4th Cultural Myth: Pumps, Pacifiers, Nurseries oh my!

Pumping is far inferior to the strong suckling muscles of your newborn and because of this the amount you express is not an accurate representation of how much milk you are capable of producing. Many moms are alarmed at how little milk they can express with a pump and become anxious they are not sustaining their supply. As stress builds the let down reflex is inhibited and the vicious cycle repeats. While breast pumps may provide many benefits in the first 6 weeks they should not be used to monitor supply.

Artificial nipples are typically not recommended until after a strong milk supply is established (beyond 6 weeks). Pacifiers can affect how and if breastfeeding is successful simply by creating periods of separation between mom and baby. When baby is sucking on artificial nipples mom is losing much needed breast stimulation to a pacifier and her supply suffers. Despite the heavy marketing campaign. vast variety of models, colors and materials pacifiers are not required.

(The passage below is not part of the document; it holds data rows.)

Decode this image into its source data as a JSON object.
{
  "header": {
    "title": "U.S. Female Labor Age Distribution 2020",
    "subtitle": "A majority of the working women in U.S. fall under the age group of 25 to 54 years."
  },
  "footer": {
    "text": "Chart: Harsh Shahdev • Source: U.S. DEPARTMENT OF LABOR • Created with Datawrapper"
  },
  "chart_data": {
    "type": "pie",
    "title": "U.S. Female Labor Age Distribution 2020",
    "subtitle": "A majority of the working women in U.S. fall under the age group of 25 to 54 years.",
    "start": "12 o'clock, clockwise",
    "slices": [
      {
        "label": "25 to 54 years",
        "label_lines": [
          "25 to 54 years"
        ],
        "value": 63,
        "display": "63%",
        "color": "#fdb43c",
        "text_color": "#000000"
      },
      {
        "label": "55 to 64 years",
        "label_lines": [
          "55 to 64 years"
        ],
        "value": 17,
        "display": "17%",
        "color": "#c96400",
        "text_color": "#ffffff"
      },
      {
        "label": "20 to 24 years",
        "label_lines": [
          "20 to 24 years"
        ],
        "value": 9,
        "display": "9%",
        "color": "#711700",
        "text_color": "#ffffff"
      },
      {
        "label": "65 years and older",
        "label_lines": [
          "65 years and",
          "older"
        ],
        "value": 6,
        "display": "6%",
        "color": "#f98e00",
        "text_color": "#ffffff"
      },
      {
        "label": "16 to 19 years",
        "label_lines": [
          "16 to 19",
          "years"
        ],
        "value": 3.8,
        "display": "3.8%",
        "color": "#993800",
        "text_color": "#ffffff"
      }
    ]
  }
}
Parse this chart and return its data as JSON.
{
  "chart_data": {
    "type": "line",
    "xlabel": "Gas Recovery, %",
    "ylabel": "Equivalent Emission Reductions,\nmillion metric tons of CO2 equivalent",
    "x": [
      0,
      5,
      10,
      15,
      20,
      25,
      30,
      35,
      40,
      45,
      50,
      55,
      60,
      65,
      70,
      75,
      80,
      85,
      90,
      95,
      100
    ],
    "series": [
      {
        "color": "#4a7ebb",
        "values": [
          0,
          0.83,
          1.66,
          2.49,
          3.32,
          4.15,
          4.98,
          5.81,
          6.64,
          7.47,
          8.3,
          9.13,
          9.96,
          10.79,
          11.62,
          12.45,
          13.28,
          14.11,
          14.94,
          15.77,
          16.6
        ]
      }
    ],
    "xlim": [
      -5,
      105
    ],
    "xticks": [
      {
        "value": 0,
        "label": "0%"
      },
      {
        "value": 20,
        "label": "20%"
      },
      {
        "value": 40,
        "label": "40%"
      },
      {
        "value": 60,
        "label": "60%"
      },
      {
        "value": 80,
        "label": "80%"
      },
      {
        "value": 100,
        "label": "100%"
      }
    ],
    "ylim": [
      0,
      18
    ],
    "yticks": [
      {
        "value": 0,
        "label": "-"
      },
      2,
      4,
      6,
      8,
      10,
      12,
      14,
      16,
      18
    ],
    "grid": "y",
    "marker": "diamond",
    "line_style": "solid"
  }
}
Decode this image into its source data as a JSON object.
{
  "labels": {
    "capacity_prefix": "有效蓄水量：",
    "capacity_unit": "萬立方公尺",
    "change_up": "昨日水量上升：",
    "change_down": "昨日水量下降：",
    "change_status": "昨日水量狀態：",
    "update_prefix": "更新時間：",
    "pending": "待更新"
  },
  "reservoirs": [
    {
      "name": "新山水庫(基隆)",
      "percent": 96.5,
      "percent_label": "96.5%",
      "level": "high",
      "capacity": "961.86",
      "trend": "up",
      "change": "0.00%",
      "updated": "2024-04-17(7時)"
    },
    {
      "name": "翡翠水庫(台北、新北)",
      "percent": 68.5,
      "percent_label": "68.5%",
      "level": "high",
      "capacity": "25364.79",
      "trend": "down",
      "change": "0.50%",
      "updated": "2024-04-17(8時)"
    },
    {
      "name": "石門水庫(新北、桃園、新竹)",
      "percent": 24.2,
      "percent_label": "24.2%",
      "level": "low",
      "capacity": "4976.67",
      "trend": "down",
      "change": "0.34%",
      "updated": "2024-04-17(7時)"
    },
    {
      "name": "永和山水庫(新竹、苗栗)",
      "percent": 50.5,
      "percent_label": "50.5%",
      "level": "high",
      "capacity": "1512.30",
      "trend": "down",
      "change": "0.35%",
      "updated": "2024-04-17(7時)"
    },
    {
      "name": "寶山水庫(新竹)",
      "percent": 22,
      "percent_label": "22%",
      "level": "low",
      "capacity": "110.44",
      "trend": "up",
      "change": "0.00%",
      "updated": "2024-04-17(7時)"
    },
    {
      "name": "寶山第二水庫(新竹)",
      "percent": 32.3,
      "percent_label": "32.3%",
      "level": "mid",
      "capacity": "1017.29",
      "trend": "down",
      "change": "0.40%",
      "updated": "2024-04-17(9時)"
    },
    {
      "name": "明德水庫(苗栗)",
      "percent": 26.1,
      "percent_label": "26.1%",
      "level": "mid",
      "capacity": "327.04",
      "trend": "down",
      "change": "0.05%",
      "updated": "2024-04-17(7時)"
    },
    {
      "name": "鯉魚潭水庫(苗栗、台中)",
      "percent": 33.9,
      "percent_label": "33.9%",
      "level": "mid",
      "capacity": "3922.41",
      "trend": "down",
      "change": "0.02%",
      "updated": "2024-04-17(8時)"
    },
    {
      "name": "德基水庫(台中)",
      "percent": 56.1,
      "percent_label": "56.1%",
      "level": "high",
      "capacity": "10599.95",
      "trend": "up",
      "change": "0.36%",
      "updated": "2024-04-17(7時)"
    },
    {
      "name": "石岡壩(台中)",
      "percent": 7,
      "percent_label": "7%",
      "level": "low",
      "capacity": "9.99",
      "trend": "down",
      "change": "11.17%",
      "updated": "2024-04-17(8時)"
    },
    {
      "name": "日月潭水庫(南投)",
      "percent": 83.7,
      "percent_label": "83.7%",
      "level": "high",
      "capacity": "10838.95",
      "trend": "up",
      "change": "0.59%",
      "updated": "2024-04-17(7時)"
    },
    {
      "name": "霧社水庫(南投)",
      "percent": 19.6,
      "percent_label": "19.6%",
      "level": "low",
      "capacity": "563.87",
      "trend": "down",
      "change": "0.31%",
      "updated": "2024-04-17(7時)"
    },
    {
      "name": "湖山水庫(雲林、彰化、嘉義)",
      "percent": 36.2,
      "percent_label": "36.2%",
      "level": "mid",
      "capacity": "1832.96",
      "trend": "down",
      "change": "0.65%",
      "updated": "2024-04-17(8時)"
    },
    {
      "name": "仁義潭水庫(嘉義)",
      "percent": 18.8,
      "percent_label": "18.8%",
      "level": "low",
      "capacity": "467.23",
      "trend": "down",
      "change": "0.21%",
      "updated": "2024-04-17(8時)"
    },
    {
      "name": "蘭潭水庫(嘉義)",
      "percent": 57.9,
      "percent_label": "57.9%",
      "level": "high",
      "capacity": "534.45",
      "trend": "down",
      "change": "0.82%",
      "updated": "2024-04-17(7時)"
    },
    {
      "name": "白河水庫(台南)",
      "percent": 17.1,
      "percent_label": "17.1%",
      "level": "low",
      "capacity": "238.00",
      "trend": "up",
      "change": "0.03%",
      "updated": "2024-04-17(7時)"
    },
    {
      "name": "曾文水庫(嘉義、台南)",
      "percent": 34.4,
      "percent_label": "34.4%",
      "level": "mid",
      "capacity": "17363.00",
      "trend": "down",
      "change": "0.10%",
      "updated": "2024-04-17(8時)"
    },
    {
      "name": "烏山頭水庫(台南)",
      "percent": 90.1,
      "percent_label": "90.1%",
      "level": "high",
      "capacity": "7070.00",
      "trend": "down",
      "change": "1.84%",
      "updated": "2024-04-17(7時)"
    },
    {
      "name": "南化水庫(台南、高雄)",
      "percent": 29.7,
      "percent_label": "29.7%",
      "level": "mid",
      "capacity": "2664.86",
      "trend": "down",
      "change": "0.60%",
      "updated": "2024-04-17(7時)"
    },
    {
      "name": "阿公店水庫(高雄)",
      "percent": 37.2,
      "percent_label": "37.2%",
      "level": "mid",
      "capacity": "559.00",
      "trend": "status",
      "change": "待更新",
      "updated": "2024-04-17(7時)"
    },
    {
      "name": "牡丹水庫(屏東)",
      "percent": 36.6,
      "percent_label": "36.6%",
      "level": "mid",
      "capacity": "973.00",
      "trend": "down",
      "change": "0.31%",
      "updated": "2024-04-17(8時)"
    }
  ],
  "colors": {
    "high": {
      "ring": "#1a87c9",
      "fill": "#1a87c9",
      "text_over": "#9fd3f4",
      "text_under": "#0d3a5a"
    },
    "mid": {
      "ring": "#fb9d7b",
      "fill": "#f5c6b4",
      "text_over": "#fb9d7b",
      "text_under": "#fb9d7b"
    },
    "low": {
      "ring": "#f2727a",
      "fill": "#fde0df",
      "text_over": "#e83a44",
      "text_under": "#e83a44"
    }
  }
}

There has been recent media reports trying to discourage co-sleeping deeming it unsafe. Co- sleeping itself is not inherently dangerous when precautionary measures are taken to ensure a safe sleeping environment. Once a safe sleep space is established, co-sleeping provides breastmilk enhancing skin-to-skin contact, ease of access to the breast and a more peaceful sleep for mom. Babies are born accustomed to 24hr a day contact with mom and will benefit greatly from this continual close proximity especially in the early weeks.

My Final Thoughts…

Everyone births differently and for a variety of reasons. I offer education, advocacy and support with no judgments. I want you to prepare you realistically for your breastfeeding experience. Interventions are just tools, they are needed sometimes, and at times critical. My focus is to equip parents to navigate their realities. To ask better questions, make better choices, and to ask for help when facing troubles. I talk about strategies, choices, and how you are going to cope if faced with a longer breastfeeding learning curve.

Breastfeeding is a new skill that requires practice and patience. However, it should not be painfully hard, you should not be intimidated, struggling or overwhelmed. I hope to provide you with realistic practical accurate information about how breastfeeding works, and make it easier and more enjoyable for you and your baby.

Simple Steps Breastfeeding Success

  1. Give birth naturally in an environment that supports breastfeeding
  2. Hire a Doula!
  3. Know who to contact if you run into trouble
  4. Build connections with breastfeeding support groups
  5. Relax, reduce stress, and go with the flow.